La musique m’a toujours beaucoup inspirée. Chaque sac provient d’un univers musical différent. J’ai eu l’idée du sac chamali lors d’un voyage au Maroc. Avec ce sac, j’imaginais une ambiance hippie revisité, le tout porté par une musique à la Janis Joplin.
Le sac LA est inspiré des peaux de tambours et cela a naturellement dévié vers les vinyls et leur univers rock. Ce qui m’amuse, c’est qu’un jour où je le portais à une expo, une nana vient vers moi et me fait : « Alors tu travailles dans la musique ? Tu es batteuse ? ». Je suppose que l’univers du sac est assez explicite…
Le Bonne Maman est un hommage à ma grand-mère à qui j’ai dévalisé tous ses trésors. C’était un petit sac qu’elle avait que j’ai remixé. Sur Bonne Maman, je pensais au Cabaret Chantant. Il a un côté très années 20.
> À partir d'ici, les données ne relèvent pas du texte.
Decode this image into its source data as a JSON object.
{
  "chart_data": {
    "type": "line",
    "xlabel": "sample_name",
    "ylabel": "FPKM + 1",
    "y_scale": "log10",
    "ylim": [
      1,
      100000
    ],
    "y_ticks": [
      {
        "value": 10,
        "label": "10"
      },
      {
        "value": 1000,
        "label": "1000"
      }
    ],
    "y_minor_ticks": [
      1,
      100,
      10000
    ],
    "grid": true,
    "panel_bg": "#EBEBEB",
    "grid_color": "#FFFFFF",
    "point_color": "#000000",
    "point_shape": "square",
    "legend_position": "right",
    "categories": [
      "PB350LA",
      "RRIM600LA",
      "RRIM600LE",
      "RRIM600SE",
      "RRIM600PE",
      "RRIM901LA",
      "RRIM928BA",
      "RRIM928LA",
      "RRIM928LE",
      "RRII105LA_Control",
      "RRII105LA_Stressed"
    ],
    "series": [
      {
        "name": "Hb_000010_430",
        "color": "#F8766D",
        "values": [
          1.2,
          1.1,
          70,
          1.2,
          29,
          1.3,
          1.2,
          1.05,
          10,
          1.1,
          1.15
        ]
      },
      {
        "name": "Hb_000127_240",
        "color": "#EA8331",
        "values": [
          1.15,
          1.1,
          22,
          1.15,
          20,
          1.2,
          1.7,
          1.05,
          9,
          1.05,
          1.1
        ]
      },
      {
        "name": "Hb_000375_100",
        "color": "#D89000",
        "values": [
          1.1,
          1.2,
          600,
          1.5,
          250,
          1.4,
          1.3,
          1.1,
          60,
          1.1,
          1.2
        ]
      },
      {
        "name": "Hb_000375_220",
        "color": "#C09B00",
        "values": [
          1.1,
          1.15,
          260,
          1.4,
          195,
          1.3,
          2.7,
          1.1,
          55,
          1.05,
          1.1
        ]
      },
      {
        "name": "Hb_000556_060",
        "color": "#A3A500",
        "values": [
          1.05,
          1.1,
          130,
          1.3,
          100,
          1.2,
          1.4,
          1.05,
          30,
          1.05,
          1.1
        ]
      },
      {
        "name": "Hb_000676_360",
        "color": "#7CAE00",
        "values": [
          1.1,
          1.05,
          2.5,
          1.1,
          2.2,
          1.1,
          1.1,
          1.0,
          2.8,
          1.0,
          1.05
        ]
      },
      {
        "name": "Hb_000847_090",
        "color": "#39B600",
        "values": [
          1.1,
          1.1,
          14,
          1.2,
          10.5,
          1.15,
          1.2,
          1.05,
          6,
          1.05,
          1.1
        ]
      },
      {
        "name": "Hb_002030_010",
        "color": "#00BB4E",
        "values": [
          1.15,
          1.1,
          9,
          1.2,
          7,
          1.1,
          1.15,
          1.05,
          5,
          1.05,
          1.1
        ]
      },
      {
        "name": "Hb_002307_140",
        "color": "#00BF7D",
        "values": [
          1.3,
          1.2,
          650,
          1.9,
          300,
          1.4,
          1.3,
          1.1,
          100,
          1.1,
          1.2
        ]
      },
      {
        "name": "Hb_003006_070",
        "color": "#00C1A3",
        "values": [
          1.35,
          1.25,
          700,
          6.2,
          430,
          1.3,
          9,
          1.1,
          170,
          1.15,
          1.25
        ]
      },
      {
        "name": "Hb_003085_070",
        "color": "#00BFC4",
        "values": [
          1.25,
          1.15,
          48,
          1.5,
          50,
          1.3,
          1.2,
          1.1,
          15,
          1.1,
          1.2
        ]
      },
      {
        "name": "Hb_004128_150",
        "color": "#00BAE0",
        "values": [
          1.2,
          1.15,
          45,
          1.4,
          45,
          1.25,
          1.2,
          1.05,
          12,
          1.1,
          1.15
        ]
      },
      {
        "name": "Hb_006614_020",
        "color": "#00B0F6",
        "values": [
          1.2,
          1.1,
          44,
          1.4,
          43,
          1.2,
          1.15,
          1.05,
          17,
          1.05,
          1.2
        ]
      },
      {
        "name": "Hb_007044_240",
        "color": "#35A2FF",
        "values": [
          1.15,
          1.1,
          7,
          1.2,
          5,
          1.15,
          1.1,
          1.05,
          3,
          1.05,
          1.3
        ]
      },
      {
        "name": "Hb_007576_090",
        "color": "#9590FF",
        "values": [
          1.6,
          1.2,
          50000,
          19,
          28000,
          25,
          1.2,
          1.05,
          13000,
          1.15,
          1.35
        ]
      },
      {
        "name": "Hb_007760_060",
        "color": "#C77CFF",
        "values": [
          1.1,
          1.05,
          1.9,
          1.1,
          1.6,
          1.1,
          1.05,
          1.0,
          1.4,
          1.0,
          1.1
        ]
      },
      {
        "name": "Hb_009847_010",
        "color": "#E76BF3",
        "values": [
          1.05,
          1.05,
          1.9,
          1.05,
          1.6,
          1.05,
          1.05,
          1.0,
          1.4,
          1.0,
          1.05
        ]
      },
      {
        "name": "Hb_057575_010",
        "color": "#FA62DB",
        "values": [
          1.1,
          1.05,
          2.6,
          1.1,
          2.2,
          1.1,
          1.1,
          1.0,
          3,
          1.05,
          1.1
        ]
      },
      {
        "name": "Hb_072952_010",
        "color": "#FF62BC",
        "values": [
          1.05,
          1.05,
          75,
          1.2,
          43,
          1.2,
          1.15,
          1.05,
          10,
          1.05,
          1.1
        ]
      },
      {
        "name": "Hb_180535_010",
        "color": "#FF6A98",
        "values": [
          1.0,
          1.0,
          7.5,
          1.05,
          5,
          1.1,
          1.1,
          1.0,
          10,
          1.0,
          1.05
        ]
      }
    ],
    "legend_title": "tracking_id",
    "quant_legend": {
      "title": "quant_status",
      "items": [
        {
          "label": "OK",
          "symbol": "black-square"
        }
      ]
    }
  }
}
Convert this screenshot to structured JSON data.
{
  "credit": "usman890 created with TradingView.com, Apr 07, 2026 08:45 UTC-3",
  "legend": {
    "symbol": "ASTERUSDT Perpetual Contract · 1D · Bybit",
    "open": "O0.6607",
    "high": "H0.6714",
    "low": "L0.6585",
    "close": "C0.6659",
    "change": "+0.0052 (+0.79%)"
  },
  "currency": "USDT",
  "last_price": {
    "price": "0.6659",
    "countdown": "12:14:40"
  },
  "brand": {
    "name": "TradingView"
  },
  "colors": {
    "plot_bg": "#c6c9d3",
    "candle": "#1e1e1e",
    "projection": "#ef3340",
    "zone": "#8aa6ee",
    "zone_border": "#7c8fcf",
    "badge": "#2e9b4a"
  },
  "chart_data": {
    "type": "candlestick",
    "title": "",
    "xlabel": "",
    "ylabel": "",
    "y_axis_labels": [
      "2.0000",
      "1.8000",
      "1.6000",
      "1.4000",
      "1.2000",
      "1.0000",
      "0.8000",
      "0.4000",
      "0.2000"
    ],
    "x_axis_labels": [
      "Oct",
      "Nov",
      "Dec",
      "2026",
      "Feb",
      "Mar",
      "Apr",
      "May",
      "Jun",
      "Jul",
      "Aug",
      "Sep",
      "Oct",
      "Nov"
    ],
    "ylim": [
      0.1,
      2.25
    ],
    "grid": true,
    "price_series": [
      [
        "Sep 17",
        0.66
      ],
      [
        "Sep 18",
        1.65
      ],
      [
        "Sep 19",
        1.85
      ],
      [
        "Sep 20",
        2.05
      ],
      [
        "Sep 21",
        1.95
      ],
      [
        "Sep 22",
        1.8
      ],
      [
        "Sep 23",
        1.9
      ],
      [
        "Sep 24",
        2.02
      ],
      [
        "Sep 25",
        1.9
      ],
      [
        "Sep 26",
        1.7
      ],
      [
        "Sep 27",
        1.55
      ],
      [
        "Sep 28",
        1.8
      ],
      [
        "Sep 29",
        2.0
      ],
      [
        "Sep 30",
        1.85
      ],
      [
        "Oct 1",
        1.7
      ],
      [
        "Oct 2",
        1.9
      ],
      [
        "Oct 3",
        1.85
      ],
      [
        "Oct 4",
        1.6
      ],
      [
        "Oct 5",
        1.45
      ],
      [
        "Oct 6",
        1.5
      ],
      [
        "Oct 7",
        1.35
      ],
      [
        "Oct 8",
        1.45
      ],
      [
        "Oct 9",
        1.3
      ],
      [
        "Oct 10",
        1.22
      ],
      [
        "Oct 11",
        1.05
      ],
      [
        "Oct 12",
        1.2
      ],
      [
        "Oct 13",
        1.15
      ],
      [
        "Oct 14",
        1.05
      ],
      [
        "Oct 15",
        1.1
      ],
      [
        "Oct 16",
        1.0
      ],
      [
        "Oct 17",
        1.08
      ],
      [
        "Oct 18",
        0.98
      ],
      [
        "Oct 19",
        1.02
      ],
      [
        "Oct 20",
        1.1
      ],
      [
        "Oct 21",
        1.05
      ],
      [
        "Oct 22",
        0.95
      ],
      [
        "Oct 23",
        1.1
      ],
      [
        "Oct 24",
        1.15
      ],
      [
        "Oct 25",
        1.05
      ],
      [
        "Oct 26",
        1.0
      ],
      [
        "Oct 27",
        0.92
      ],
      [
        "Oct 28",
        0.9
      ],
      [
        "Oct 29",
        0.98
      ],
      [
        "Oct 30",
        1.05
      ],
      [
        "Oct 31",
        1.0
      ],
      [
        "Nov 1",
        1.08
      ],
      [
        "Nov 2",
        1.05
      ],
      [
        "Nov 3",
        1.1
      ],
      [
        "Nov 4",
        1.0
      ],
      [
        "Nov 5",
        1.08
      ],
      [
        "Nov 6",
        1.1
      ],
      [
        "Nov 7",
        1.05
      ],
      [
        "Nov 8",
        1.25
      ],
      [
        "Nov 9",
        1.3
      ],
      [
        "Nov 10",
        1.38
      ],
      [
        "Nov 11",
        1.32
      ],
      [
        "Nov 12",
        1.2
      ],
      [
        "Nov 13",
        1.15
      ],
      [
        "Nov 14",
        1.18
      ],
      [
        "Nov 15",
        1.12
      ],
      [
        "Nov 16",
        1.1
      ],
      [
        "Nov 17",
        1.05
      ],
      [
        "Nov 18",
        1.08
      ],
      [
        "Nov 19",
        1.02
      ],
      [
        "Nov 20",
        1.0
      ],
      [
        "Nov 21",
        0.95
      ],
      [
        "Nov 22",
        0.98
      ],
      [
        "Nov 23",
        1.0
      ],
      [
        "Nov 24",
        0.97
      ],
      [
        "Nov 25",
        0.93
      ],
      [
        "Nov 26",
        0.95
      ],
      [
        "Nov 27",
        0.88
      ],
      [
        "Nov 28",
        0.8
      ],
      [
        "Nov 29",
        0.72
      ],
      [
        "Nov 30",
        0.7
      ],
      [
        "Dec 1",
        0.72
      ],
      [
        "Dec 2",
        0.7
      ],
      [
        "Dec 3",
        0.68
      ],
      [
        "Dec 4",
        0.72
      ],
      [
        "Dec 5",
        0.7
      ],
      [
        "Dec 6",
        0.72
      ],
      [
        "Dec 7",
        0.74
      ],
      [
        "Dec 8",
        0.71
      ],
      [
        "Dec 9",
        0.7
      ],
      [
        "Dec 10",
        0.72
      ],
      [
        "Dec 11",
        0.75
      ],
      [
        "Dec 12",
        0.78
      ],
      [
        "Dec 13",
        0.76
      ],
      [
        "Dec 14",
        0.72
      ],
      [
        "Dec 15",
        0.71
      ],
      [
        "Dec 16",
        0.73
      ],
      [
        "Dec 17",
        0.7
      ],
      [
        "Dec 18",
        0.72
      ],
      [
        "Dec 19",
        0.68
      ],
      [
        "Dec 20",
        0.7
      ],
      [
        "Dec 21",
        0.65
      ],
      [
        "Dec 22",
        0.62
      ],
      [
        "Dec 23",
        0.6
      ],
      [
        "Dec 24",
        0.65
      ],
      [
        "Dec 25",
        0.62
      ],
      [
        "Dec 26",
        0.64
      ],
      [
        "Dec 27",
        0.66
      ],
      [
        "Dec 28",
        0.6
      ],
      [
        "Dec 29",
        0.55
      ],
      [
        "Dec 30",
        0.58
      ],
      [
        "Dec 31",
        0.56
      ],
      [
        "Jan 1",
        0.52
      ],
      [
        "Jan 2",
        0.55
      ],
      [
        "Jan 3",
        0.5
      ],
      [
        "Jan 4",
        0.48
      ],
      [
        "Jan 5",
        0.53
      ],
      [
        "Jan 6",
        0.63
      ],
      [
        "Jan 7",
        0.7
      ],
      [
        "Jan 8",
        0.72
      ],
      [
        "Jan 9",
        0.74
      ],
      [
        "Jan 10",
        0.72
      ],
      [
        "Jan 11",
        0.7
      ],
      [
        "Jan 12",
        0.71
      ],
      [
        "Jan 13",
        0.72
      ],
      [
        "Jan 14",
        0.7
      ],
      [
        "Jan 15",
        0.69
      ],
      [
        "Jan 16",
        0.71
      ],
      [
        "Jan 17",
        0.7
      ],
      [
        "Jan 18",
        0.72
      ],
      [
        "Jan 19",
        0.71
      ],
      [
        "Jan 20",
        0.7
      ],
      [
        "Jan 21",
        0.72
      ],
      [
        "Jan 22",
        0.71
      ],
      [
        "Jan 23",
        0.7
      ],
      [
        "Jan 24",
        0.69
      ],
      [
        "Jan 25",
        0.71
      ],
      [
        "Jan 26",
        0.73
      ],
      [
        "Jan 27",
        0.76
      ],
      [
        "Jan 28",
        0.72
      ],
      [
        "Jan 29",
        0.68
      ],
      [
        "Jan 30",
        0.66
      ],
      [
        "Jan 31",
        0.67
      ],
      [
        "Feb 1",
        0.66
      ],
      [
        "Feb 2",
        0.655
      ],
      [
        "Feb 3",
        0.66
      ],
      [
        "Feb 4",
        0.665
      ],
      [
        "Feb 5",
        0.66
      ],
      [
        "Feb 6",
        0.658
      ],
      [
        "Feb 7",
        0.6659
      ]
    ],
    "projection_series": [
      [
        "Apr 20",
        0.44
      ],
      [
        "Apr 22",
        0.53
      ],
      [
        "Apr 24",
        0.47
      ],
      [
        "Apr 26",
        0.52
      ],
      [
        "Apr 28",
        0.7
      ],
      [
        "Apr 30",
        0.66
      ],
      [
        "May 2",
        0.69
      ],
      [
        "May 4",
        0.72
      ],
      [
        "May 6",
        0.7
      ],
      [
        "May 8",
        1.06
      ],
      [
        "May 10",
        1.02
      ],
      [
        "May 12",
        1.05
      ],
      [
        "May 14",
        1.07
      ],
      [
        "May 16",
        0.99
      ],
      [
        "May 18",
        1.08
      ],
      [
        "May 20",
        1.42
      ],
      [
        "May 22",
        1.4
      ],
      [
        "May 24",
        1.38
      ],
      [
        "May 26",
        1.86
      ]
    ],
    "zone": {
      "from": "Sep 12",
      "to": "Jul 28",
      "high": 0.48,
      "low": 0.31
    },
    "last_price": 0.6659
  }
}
Le sac Parigot est inspiré des paniers de marché en osier. J’ai voulu le revisiter de façon moderne en rajoutant des bandes de cuir contrastées.
Tu parles beaucoup de musique dans ton univers, est ce qu'il y a un groupe qui t'inspire particulièrement aujourd'hui ?
Nous avons choisi avec Doris (une amie, graphiste et photographe) de shooter les sacs dans un milieu musical clin d’œil au sac LA et au reste de la collection. Notre choix s’est porté sur le studio d’amis musiciens Les Gush, groupe parisien pop rock à découvrir absolument si vous ne connaissez pas…émotions garanties. En ce moment j’écoute des groupes comme Lykke li, Herman Dune, Cinematic Orchestra pour ne citer qu’eux…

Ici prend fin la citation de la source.